'This Was A Heinous Crime,' Man Sentenced In Crash That Killed Three Members Of Queens Family

CENTRAL ISLIP, N.Y. (CBSNewYork) -- The maximum sentence was handed down on Tuesday, to the hit-and-run driver whose 2015 crash on Long Island killed three members of a Queens family.

A jury found O'Neil Sharpe Jr. was drunk and racing a friend when he slammed into the car of an innocent family - trapping the father and his two children inside of a vehicle. He then fled the scene.

CBS2's Carolyn Gusoff was in the Central Islip courtroom for Sharpe's sentencing in the gut-wrenching tragedy.

The fiery crash on the Southern State Parkway in Bay Shore claimed the life of Ancio Ostane, and his young children Sephora and Andi. The three were consumed in a burning car while their frantic mother tried to save them.

"This car started to get set to fire, and I tried to open the passenger's back door, because this where my daughter was because I heard my daughter cry," Lucine Bouaz-Ostane said.

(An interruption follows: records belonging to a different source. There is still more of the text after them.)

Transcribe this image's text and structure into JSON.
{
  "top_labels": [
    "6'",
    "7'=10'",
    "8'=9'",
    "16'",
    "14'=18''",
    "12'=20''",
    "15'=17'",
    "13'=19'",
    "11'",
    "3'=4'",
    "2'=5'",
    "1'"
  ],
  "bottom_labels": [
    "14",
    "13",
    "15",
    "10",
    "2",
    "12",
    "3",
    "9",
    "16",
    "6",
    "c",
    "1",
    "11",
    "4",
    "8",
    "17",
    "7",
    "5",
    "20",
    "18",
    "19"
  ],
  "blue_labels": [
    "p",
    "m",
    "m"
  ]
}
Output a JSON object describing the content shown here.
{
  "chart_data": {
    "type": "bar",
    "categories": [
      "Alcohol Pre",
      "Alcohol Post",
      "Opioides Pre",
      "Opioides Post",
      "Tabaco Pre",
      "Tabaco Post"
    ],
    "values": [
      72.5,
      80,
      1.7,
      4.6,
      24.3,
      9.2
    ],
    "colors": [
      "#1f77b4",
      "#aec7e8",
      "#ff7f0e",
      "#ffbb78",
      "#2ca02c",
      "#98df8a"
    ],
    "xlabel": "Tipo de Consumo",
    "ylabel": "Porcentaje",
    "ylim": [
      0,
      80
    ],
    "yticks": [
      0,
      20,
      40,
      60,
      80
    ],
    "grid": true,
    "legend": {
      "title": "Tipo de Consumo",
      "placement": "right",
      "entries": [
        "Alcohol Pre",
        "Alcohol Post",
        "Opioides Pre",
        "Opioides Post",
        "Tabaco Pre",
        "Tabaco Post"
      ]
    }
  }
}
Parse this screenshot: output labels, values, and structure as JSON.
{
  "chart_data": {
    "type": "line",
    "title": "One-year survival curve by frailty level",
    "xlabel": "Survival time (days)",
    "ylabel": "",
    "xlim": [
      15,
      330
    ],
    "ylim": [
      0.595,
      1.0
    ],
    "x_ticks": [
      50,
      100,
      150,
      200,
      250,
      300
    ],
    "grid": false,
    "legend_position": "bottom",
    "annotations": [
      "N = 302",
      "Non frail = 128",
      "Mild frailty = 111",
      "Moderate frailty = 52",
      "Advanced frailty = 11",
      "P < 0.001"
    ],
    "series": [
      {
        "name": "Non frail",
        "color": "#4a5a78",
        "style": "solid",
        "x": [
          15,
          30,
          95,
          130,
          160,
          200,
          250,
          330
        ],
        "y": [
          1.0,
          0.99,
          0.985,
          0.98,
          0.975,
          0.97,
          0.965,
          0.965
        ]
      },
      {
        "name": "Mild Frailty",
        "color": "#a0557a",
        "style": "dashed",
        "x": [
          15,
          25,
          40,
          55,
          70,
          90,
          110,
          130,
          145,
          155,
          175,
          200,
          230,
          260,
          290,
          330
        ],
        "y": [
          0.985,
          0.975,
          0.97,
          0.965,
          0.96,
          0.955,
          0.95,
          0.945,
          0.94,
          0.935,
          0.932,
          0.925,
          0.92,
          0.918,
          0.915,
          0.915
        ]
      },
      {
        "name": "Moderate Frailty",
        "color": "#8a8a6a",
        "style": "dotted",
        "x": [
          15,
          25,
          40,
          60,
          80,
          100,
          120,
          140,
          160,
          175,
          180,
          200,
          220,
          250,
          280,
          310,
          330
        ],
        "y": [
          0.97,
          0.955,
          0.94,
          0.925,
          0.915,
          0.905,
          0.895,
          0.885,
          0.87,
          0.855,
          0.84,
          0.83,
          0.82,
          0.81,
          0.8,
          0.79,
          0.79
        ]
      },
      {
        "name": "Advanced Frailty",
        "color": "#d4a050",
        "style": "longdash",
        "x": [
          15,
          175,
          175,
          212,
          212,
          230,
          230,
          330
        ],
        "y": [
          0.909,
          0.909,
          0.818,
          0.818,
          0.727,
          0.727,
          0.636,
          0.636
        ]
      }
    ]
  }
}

She couldn't bring herself to speak outside of court.

Inside she spoke directly to Sharpe Jr. about the members of the human family he killed.

"I want you to know you have destroyed a sister's life," she said.

"This is a devastated woman," Suffolk County District Attorney, Thomas Spota said.

Prosecutors called Sharpe's actions cold-blooded and appalling; 'driving like an idiot at crazy speeds,' after drinking, racing, playing 'Russian roulette with everyone else driving on the parkway.'

Among them the Ostane family, they were leaving a summer BBQ.

As they burned, cell phone video showed Sharpe tossing an empty tequila bottle into the woods. Then, he disappeared for hours.

"Here is a family burning to death, screaming, the poor woman crying. He was throwing the evidence of this crime away," Spota said.

His attorney said the 26-year-old former airport custodian 'will not ask for forgiveness, because he doesn't forgive himself.' In jail he speaks to young people, 'to make sure this doesn't happen again.'

This was his fifth crash in six years.

An emotional Judge Fernando Camacho sentenced Sharpe to the maximum -- consecutive sentences of 12 to 36 years.

"This was no accident. This was a heinous crime. You cannot use our public roads as a private racetrack," he said.

The heartbreaking case set off a chorus of calls for harsher penalties for drivers who leave the scene of fatal crashes, but 21 months later the law is the same. There is still an incentive to flee.

The district attorneys for both Nassau and Suffolk counties are still pushing for change.

The friend who drove Sharpe away from the crash scene -- Demetri Stewart -- pleaded guilty and was sentenced last week to one to three years in prison.